Training-free wrapper lifts VLA success rates 28.8% in moving-target tasks
Pace-and-Path Correction is a closed-form inference operator that fixes temporal blindness in vision-language-action models without retraining, boosting performance in dynamic environments by up to 28.8 percentage points.

Pace-and-Path Correction is a training-free inference-time operator that wraps any chunked-action vision-language-action model to fix its temporal blindness. The technique addresses a structural flaw in most VLA models: they're trained on single-frame observations and fail when objects or targets move during execution, even after fine-tuning on dynamic data.

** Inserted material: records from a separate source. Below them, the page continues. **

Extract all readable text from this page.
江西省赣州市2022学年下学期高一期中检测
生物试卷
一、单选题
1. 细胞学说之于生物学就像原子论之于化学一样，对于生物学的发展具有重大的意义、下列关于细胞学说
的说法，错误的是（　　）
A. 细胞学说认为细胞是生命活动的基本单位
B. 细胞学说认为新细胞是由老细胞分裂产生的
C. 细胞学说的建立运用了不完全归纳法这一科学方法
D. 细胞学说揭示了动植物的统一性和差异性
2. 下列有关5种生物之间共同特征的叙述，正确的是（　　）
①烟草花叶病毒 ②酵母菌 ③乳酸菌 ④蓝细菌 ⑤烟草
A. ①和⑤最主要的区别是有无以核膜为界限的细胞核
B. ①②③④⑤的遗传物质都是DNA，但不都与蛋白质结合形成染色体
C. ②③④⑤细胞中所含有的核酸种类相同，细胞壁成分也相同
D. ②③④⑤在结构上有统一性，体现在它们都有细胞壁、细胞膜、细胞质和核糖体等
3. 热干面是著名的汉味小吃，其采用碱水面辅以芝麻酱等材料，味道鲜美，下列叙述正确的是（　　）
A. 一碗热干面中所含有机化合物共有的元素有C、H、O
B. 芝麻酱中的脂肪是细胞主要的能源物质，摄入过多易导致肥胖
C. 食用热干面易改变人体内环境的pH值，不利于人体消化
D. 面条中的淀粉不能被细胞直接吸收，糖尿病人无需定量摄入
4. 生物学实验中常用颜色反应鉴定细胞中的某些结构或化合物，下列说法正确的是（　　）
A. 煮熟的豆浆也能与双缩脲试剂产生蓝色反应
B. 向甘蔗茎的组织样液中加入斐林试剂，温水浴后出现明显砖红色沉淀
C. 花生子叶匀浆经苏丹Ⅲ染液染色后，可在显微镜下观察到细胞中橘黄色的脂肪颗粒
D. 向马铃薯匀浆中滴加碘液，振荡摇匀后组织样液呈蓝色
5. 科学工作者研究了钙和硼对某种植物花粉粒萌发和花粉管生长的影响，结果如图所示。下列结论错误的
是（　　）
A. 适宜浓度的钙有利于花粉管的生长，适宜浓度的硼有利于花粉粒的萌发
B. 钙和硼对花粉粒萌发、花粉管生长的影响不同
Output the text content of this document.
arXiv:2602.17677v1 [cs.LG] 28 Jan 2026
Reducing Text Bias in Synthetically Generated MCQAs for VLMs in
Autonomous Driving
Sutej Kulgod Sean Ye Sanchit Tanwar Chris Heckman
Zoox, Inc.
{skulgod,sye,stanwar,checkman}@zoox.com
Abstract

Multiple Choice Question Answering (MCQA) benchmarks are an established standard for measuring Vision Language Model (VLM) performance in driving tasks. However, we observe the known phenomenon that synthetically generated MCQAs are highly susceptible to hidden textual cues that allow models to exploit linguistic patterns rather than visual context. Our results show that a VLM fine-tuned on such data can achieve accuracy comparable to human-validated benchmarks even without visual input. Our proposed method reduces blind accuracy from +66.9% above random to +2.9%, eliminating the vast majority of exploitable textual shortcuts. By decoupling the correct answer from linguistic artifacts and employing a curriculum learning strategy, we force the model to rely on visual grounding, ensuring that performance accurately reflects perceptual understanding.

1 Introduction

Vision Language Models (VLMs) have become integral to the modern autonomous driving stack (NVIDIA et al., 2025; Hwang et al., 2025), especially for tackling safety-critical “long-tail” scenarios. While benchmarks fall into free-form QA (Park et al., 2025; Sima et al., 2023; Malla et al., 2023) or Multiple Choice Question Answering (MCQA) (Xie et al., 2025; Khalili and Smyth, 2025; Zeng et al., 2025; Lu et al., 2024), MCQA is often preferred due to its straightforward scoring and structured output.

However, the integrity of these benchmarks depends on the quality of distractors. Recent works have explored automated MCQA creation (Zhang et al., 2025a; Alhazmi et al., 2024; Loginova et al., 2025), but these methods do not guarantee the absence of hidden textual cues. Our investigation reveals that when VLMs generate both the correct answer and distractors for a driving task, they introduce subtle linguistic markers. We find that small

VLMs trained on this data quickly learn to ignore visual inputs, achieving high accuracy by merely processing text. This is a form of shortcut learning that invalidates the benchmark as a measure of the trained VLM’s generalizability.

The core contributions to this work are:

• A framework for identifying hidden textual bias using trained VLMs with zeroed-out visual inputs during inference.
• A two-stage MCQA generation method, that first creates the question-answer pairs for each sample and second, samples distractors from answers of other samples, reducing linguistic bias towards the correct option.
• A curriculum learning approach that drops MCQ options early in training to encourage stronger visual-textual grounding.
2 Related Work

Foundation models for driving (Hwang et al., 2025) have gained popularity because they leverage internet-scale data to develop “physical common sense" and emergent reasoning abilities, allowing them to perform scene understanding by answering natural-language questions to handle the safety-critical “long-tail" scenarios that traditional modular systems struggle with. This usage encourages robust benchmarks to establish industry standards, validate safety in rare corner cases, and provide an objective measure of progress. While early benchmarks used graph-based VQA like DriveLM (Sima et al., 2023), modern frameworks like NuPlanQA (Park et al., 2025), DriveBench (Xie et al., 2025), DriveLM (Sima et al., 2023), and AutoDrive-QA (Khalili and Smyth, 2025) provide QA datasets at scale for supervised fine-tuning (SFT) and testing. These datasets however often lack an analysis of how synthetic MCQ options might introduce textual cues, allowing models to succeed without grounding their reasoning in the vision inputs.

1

The method solves a single quadratic cost function at inference time, decomposing the solution into two orthogonal channels. The pace channel compresses action execution along the planned direction, while the path channel applies a spatial offset perpendicular to that direction. Together they absorb perceived motion within the model's action-chunk window, letting the VLA adapt to moving targets without seeing multiple frames during training.
Tested on MoveBench, a diagnostic benchmark designed to isolate motion as the sole variable, Pace-and-Path Correction beat existing training-free wrappers and dynamic-adaptive methods. It lifted success rates by 28.8 percentage points over baseline VLA models in dynamic-only environments and 25.9 points in mixed static-dynamic scenarios.